Après ça, Elincia arrêta d’écrire.

« Je suis contente. Le fait d’avoir tué ce chevalier plus tôt était une bonne chose, » déclara-t-elle.

Encore une fois, elle dit des choses dangereuses.

« Je n’ai nullement à me plaindre de vos actions, » déclara-t-elle. « Vous êtes des aventuriers qui avez des compétences et des liens avec les plus hautes sphères du Royaume de Kastal. Le fait d’agir avec tant de discourtoisie envers de tels aventuriers affectera nos intérêts nationaux. »

J’avais soupiré en entendant ça. Si vous vous contentiez de la regarder, elle pourrait sembler être une fille douce. Mais avec ses paroles qui reflétaient ses pensées, ainsi que ses actions, c’était quelque chose de beaucoup plus dérangeant.
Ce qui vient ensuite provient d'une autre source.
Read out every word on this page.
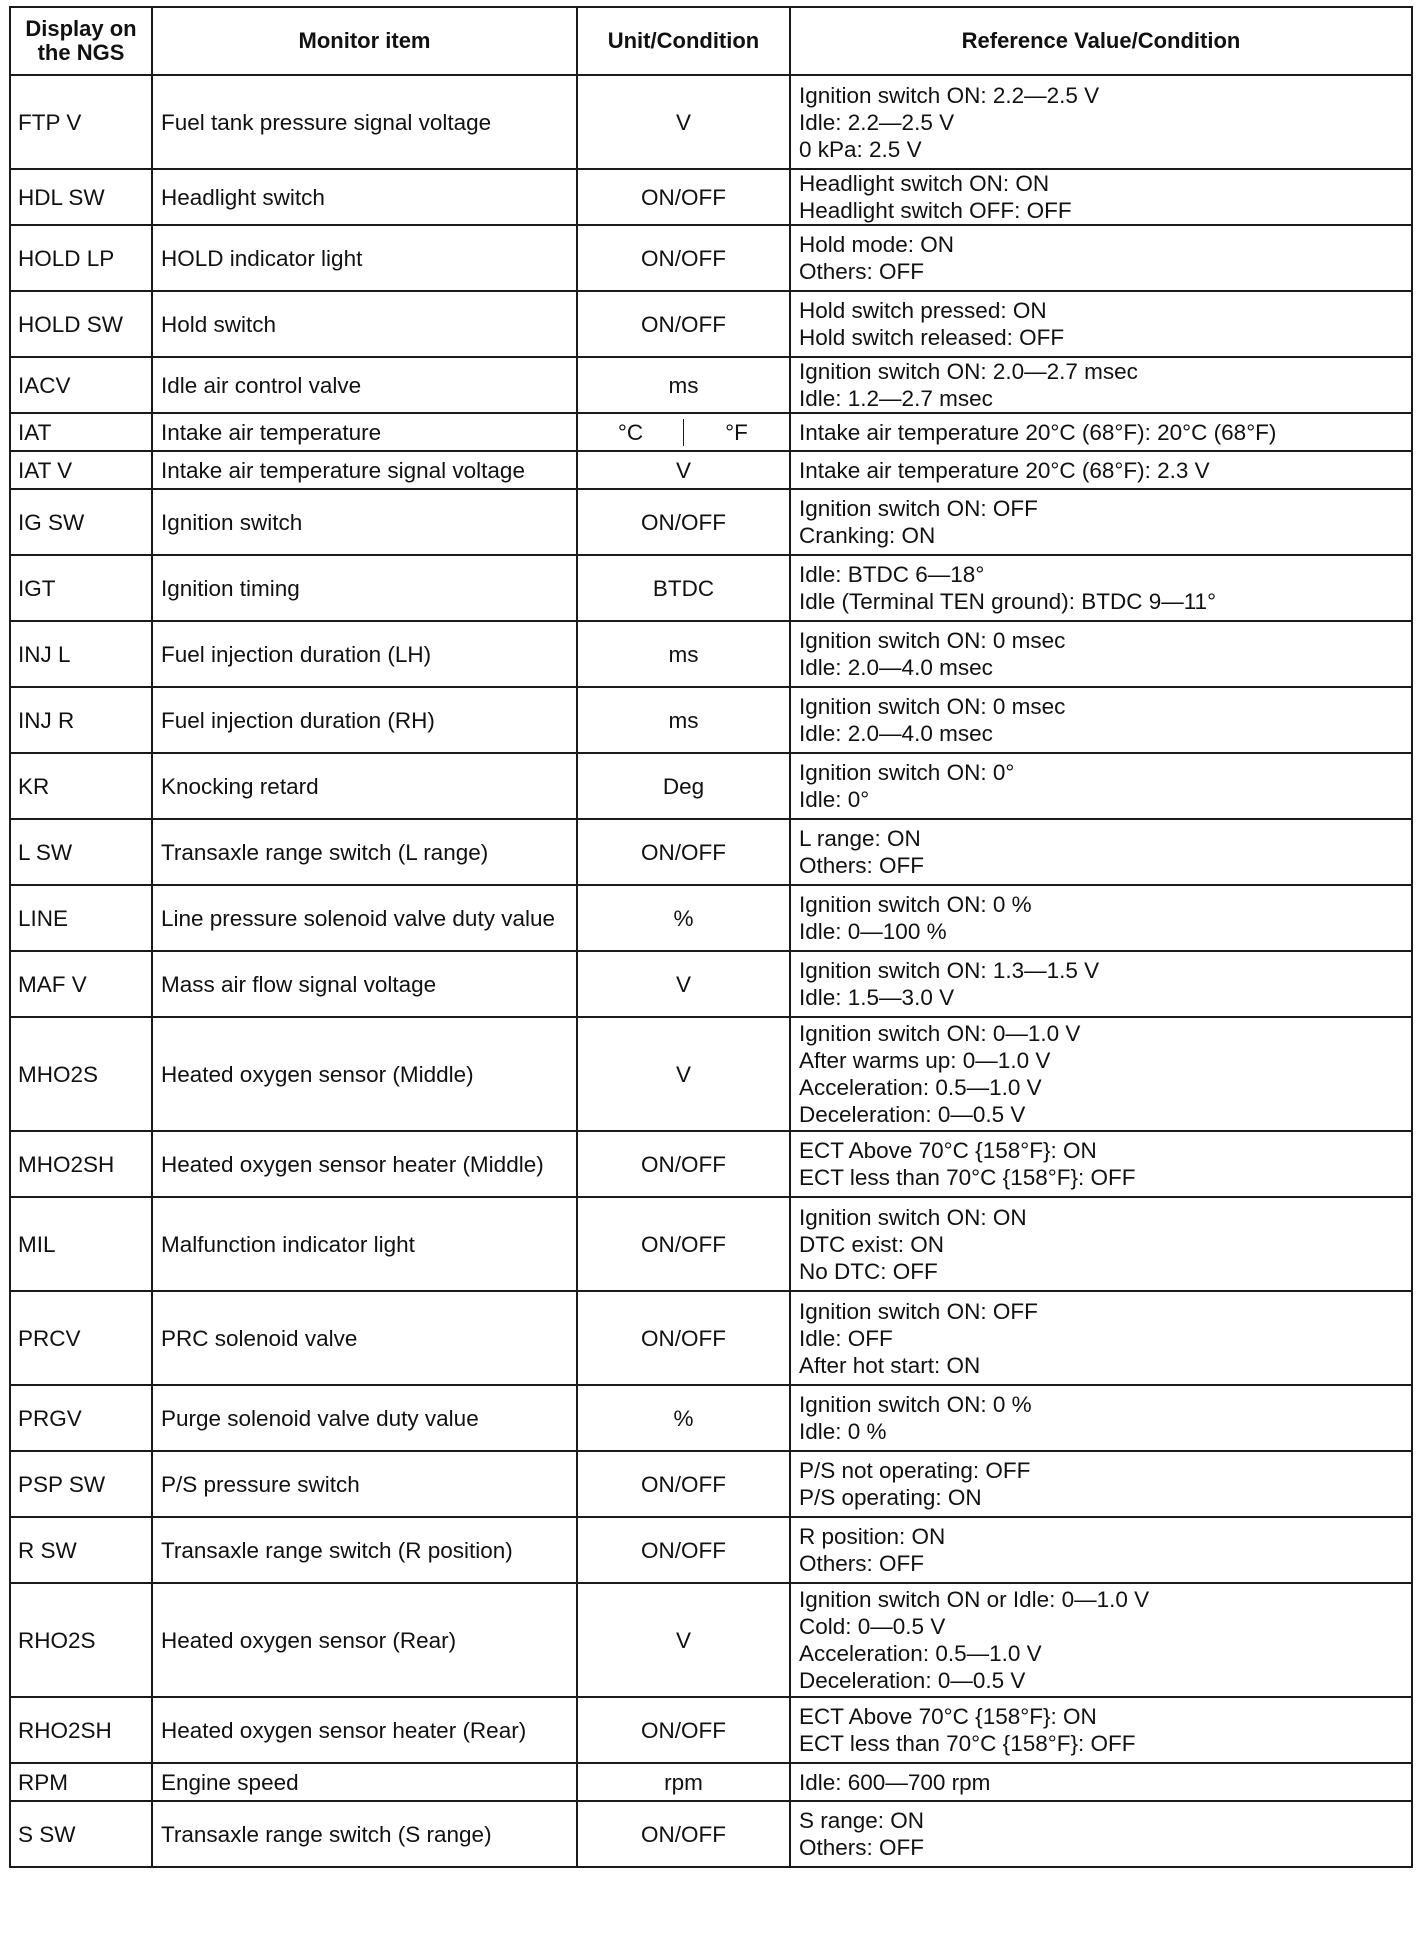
Display on the NGS	Monitor item	Unit/Condition	Reference Value/Condition
FTP V	Fuel tank pressure signal voltage	V	Ignition switch ON: 2.2—2.5 V
Idle: 2.2—2.5 V
0 kPa: 2.5 V

HDL SW	Headlight switch	ON/OFF	Headlight switch ON: ON
Headlight switch OFF: OFF

HOLD LP	HOLD indicator light	ON/OFF	Hold mode: ON
Others: OFF

HOLD SW	Hold switch	ON/OFF	Hold switch pressed: ON
Hold switch released: OFF

IACV	Idle air control valve	ms	Ignition switch ON: 2.0—2.7 msec
Idle: 1.2—2.7 msec

IAT	Intake air temperature	°C °F	Intake air temperature 20°C (68°F): 20°C (68°F)

IAT V	Intake air temperature signal voltage	V	Intake air temperature 20°C (68°F): 2.3 V

IG SW	Ignition switch	ON/OFF	Ignition switch ON: OFF
Cranking: ON

IGT	Ignition timing	BTDC	Idle: BTDC 6—18°
Idle (Terminal TEN ground): BTDC 9—11°

INJ L	Fuel injection duration (LH)	ms	Ignition switch ON: 0 msec
Idle: 2.0—4.0 msec

INJ R	Fuel injection duration (RH)	ms	Ignition switch ON: 0 msec
Idle: 2.0—4.0 msec

KR	Knocking retard	Deg	Ignition switch ON: 0°
Idle: 0°

L SW	Transaxle range switch (L range)	ON/OFF	L range: ON
Others: OFF

LINE	Line pressure solenoid valve duty value	%	Ignition switch ON: 0 %
Idle: 0—100 %

MAF V	Mass air flow signal voltage	V	Ignition switch ON: 1.3—1.5 V
Idle: 1.5—3.0 V

MHO2S	Heated oxygen sensor (Middle)	V	Ignition switch ON: 0—1.0 V
After warms up: 0—1.0 V
Acceleration: 0.5—1.0 V
Deceleration: 0—0.5 V

MHO2SH	Heated oxygen sensor heater (Middle)	ON/OFF	ECT Above 70°C {158°F}: ON
ECT less than 70°C {158°F}: OFF

MIL	Malfunction indicator light	ON/OFF	Ignition switch ON: ON
DTC exist: ON
No DTC: OFF

PRCV	PRC solenoid valve	ON/OFF	Ignition switch ON: OFF
Idle: OFF
After hot start: ON

PRGV	Purge solenoid valve duty value	%	Ignition switch ON: 0 %
Idle: 0 %

PSP SW	P/S pressure switch	ON/OFF	P/S not operating: OFF
P/S operating: ON

R SW	Transaxle range switch (R position)	ON/OFF	R position: ON
Others: OFF

RHO2S	Heated oxygen sensor (Rear)	V	Ignition switch ON or Idle: 0—1.0 V
Cold: 0—0.5 V
Acceleration: 0.5—1.0 V
Deceleration: 0—0.5 V

RHO2SH	Heated oxygen sensor heater (Rear)	ON/OFF	ECT Above 70°C {158°F}: ON
ECT less than 70°C {158°F}: OFF

RPM	Engine speed	rpm	Idle: 600—700 rpm

S SW	Transaxle range switch (S range)	ON/OFF	S range: ON
Others: OFF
« J’ai parfaitement compris ce qui s’est passé ici, » déclara-t-elle. « De notre côté, nous allons prendre la relève de la surveillance de la zone. Et en ce qui concerne les cadavres des monstres, nous les achèterons à un prix raisonnable, non, nous ajouterons un bonus en tant que frais pour vous avoir causé des problèmes. Bien que je vous dise ça, nous ne pouvons pas payer avec ce que nous avons sur nous, alors nous ferons le paiement en ville. Pour l’instant, nous allons accepter quelques monstres. »

Au moins, il s’agit d’une réponse plus honnête que celle du chevalier mort, pensai-je.

« Vous n’avez pas à payer de prime supplémentaire. Ne pourrais-je pas à la place acheter des permis pour accéder au donjon de ce pays ? » lui demandai-je.

« Êtes-vous d’accord juste avec ça ? Ce serait... impossible dans ce village, mais vous pouvez habituellement les acquérir dans n’importe quelle ville, » me répondit-elle.

« D’accord. Mais est-ce que les cartes émises sur la recommandation d’un chevalier ne sont-elles pas supérieures ? » lui demandai-je.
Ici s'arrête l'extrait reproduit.